La autora, que la semana pasada participó en el ciclo Diálogos de Medianoche que organiza la Fundación Caja Navarra, asegura que su nueva obra “es una apuesta arriesgada” porque ha tratado de hacer “un fresco de la sociedad” de la manera “más equilibrada posible” y, debido a ese equilibrio, “corres el peligro de no gustar a nadie”. Explica que hace dos años leyó La feria de las vanidades, del fallecido novelista inglés Makepeace Thackeray, quien trató de plantear “un fresco costumbrista” de la Inglaterra de principios del siglo XIX. Así, Posadas pensó en escribir una feria de las vanidades que abordara cómo era España en los años 50, en los años 70 y en la actualidad mediante tres personajes femeninos que representan esos periodos.

Nacida en Uruguay en 1953 e hija de un diplomático y una restauradora, Posadas llegó a Madrid en 1965, cuando tenía 12 años y, como ella dice, se encontró con una España en la que “la moral y la religión tenían un peso muy grande”. “Había un contraste entre esa España de apariencia muy religiosa, pero en la que también había fiestas y diversiones”, remarca. Asimismo, indica que en La maestra de títeres hay un componente autobiográfico en el sentido de “la mirada de una persona que viene de fuera” ya que ella, en esa época, veía la sociedad madrileña “con unos ojos nuevos”.

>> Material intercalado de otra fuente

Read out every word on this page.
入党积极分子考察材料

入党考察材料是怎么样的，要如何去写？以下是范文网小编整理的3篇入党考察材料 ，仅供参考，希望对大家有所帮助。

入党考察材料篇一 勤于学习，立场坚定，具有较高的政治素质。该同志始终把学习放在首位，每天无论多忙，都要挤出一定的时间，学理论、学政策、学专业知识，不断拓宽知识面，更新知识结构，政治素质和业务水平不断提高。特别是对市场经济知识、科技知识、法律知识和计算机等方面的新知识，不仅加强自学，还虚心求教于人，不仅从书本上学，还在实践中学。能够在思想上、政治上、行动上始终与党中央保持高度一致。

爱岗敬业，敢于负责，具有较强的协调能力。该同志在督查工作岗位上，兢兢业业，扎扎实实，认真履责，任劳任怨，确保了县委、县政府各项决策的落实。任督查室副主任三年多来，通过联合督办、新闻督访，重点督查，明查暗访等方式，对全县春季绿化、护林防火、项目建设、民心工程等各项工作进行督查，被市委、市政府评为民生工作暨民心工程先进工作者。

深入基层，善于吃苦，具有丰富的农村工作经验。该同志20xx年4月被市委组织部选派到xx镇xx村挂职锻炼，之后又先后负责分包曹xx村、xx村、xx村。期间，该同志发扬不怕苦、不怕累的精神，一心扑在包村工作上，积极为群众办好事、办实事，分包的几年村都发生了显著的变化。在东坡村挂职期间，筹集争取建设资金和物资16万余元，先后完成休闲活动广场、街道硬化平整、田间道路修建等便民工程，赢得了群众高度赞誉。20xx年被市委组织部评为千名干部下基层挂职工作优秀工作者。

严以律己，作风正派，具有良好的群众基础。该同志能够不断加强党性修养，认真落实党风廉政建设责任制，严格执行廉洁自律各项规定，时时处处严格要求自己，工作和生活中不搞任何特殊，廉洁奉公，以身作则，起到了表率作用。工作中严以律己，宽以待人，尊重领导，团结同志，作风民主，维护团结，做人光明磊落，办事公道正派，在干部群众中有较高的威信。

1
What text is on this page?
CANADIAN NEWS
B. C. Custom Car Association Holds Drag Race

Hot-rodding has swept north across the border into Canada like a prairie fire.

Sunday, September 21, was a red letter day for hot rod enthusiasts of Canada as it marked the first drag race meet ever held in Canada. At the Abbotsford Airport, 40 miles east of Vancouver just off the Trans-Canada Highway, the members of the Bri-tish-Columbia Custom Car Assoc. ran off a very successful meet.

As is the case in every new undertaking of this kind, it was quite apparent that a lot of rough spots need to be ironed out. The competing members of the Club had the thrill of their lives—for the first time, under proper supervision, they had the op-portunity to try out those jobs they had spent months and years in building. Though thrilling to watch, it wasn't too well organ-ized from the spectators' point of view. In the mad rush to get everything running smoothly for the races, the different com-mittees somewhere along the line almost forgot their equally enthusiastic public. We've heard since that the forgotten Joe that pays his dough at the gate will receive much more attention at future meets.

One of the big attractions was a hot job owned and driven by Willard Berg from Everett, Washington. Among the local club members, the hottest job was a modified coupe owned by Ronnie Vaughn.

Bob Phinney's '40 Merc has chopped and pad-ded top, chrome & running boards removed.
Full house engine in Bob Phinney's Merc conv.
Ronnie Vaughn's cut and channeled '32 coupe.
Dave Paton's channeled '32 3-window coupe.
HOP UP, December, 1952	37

Considera que “las apariencias y la hipocresía social juegan un papel en todas las relaciones sociales”, no solo en las clases altas y añade que, a su juicio, “incluso es necesario”. No obstante, precisa que en la burguesía de esos años estaba “más acentuado” y que ella ha tratado de retratar “los protocolos sociales”. Por ejemplo, apunta, al respecto, que “más o menos te teledirigían para que te casaras con quien tenías que casarte”. Comenta, en lo referente a las infidelidades de esos años, que “estaba aceptado que, más o menos, cada uno hiciera su vida mientras no montaras un escándalo”. Sin embargo, indica que se produce “un cambio muy grande en los años 70”, cuando se da “un rechazo a todo lo que había sido la sociedad anterior”. “Fue como una explosión de libertad, sexual y de pensamiento”, subraya.